Whilst such approaches have been embraced for over 25 years in the US, Sweden, France and over 15 years in Scotland, the take-up has been less than enthusiastic in England and Wales. Porous pavements in particular, with their potential for extensive city usage and ability to capture and clean contaminated particles, could have a huge role to play in improving city environments. Future cities will need to look new technologies such as these, as well as to the distant past and the efficiency of “natural” processes, if they are to remain viable and human places to live in.

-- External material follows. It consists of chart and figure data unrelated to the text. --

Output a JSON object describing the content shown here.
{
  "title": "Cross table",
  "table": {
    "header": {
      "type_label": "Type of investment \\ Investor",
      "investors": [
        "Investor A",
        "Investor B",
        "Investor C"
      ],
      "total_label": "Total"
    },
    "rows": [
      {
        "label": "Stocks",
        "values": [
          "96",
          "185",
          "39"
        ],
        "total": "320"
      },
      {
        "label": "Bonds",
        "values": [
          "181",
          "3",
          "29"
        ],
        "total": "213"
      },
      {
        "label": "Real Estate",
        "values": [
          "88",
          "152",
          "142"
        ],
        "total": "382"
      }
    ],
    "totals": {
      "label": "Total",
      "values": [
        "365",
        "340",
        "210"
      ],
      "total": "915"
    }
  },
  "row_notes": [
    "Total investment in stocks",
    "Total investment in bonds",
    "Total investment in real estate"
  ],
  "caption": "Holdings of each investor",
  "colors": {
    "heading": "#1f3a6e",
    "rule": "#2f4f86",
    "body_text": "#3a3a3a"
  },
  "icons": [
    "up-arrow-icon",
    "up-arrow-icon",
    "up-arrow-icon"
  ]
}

Many local authorities and people involved with civil engineering are either simply unaware of SUDS or perhaps have heard of it but not sure how they function, or believe they don’t work, are expensive or unsafe. Common fallacies include a belief that SUDS is expensive. When PCs first came out they were beyond the pockets of most. However, as production costs declined and more were sold, the price decreased. The same will be true of SUDS. At the moment, hard engineered solutions are familiar and components are mass produced, hence they are cheaper. In the future the same will be true of SUDS devices when their use becomes commonplace. There is also the belief that porous paving becomes easily blocked. Porous pavements are designed to trap pollutants and so to a certain extent will block. However, PPS are over-designed and so can “block” by up to 70% and still work effectively. There are instances of PPS which were installed 20-25 years ago and which are still performing well.
SUDSnet and CIRIA offer training at various locations around the country (see websites) and Coventry University offers SUDS CPD and a Masters Degree in Sustainable Drainage and River Catchment Management, so there are various opportunities to find out about it.

Regulation change needed

Those who might be willing to try a SUDS approach are hardly encouraged by current legislation. For example the drainage hierarchy in the Building Regulations only requires that builders have considered infiltrating on site, but where this is not possible, the water can go to the receiving watercourse or into the sewer network. As has been previously mentioned, many householders have sealed their frontages, increasing the percentage of impermeable surfaces markedly.

The Pitt Report (2008) has driven the possibility of a change in this attitude by introducing Future Water, legislation which removes the right of builders to plumb new developments directly into the storm sewers. It would also require householders to pay for, and obtain, planning permission before they could seal their frontages. These sorts of changes would bring England and Wales more into line with Scotland which has had these requirements for 10-15 years, hence the reason why they are so far ahead of England and Wales in the SUDS stakes.